Until 2000, Olivier Bernard played for Olympique Lyon under a youth contract. The 20-year-old defender then signed his first professional contract with Newcastle United. However, under the French system he should have done this with the club which had trained him, Olympique Lyon.

 

Since then, the case has been fodder for legal experts. On 16th March, the European Court of Justice issued its final verdict on the matter which has far-ranging consequences for the compensation scheme applicable to young players who change clubs.

 

Although the Court was of the opinion that the French rules were in conflict with the principle of the free movement of workers, the Court ruled that they were nevertheless legitimate due to the higher aim, namely: the protection of professional football clubs’ youth training systems.

 

However, the Court also ruled that the compensation claimed by Lyon (the full salary under the contract offered by the club) is not appropriate.
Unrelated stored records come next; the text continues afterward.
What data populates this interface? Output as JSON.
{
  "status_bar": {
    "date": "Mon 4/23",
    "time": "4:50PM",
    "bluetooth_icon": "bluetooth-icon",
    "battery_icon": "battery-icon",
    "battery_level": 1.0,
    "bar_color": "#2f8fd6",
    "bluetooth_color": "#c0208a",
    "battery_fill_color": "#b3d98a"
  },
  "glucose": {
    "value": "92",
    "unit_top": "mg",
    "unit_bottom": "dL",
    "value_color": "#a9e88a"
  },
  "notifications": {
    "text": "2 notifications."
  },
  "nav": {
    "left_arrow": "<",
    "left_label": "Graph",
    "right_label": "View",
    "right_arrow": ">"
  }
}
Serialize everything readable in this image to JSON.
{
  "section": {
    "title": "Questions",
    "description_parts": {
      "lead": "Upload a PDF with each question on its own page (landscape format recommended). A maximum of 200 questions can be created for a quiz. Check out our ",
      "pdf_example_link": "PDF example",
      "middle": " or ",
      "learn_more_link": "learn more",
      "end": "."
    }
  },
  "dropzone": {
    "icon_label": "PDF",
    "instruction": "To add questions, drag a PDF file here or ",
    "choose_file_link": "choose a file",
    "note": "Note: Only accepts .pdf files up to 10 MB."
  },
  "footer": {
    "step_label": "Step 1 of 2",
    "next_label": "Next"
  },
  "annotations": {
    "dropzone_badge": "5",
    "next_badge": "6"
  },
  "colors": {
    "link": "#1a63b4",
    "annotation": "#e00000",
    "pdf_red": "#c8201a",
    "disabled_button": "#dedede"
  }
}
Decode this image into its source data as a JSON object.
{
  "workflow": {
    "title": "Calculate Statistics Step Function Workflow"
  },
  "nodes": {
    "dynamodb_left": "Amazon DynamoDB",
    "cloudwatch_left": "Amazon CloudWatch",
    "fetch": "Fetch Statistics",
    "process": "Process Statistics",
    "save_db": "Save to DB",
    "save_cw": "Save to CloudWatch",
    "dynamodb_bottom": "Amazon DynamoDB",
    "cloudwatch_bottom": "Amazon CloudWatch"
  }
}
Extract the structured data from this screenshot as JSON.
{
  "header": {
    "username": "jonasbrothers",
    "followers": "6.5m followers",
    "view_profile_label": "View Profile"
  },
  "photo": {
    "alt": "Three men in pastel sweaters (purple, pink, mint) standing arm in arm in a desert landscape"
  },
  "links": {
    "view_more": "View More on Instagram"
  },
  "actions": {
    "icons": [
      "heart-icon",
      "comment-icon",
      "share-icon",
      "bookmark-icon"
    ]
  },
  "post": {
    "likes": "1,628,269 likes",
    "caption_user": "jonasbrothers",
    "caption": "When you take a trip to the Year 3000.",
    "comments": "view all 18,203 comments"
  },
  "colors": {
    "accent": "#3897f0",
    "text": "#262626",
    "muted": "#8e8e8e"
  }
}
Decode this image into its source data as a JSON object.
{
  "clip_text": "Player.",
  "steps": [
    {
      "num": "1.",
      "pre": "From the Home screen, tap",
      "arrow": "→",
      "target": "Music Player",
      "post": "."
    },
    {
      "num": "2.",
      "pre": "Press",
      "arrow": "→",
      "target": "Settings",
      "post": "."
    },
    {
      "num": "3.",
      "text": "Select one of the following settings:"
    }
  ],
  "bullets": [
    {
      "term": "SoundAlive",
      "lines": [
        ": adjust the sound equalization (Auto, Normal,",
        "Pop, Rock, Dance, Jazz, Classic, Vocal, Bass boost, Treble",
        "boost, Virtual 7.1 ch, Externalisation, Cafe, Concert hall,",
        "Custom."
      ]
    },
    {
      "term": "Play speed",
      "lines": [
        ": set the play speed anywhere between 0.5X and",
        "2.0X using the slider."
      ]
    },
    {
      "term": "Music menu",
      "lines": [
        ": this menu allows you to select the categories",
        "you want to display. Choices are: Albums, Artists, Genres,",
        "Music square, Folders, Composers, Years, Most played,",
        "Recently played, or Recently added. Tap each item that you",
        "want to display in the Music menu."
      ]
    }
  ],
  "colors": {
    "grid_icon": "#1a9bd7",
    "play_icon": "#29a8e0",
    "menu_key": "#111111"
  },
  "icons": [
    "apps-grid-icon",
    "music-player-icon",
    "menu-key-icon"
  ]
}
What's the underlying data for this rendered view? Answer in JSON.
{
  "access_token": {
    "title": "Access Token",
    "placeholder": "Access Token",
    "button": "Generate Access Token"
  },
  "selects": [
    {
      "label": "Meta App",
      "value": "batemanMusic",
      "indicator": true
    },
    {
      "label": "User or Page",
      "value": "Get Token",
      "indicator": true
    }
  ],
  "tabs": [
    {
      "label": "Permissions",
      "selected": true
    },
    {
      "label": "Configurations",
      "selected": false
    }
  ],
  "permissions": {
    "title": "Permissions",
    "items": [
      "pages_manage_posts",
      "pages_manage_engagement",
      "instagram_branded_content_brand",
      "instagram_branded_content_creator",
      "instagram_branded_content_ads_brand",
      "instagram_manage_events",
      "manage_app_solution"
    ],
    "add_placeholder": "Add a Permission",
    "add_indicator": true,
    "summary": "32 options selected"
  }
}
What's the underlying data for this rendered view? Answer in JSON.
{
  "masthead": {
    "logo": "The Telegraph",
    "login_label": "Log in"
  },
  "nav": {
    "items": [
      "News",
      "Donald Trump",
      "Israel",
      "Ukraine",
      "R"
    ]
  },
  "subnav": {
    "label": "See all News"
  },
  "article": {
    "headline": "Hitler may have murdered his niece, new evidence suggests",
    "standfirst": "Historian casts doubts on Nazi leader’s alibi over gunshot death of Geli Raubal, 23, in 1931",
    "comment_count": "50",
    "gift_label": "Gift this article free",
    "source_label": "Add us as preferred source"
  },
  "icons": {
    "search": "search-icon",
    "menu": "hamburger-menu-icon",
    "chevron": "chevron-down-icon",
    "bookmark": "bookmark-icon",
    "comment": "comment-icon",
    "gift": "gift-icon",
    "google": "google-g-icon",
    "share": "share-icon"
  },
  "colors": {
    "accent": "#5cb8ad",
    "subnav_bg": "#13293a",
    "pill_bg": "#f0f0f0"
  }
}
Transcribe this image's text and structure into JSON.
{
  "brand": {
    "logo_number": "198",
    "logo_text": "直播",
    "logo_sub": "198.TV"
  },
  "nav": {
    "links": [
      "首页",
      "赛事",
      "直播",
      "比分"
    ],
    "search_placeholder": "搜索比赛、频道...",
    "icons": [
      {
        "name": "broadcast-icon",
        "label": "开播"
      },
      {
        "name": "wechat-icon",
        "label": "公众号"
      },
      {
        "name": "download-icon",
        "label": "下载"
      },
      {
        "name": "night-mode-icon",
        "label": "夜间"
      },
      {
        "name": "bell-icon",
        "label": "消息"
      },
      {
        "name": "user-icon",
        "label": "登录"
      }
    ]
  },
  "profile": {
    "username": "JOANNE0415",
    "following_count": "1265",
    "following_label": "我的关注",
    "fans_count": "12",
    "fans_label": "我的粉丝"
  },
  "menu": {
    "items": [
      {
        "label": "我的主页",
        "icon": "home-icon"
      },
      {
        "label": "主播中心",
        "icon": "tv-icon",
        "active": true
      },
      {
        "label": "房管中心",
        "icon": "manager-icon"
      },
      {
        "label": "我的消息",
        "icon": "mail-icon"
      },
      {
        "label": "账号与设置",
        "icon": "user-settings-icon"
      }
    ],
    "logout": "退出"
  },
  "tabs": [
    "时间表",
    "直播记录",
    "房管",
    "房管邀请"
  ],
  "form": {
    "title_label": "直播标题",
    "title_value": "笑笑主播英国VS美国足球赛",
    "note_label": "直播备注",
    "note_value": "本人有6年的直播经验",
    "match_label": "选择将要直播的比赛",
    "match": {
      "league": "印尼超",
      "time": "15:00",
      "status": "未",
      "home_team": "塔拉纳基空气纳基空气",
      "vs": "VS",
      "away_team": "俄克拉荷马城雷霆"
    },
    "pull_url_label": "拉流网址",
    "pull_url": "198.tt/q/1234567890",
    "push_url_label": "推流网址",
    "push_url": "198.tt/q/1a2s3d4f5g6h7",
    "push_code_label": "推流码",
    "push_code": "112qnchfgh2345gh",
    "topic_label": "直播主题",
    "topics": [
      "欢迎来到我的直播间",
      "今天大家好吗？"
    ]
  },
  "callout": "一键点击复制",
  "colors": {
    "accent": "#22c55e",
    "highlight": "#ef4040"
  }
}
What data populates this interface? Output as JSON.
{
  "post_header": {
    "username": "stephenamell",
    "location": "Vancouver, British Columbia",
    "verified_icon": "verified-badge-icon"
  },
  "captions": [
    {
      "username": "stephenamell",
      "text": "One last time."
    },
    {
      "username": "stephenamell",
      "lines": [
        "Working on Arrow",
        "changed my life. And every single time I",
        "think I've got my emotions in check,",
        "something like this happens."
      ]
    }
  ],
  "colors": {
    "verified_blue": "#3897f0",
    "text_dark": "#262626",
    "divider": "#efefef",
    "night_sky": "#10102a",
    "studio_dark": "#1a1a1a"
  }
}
The compensation to be paid must remain limited to the training costs which the club has invested.

 

FIFPro’s lawyer Wil van Megen: ‘This ruling has important consequences for countries – not just France but also England for example – in which a system is employed which allows the compensation to exceed the training costs. Such systems can no longer be maintained.’

 

‘With this ruling, the Court has once again shown that sport falls under the scope of European law. The Court does not agree with the demand of international organisations such as the IOC, FIFA and UEFA to make sport an exceptional case in order to be able to better regulate it. FIFPro is in full agreement with the position of the Court.’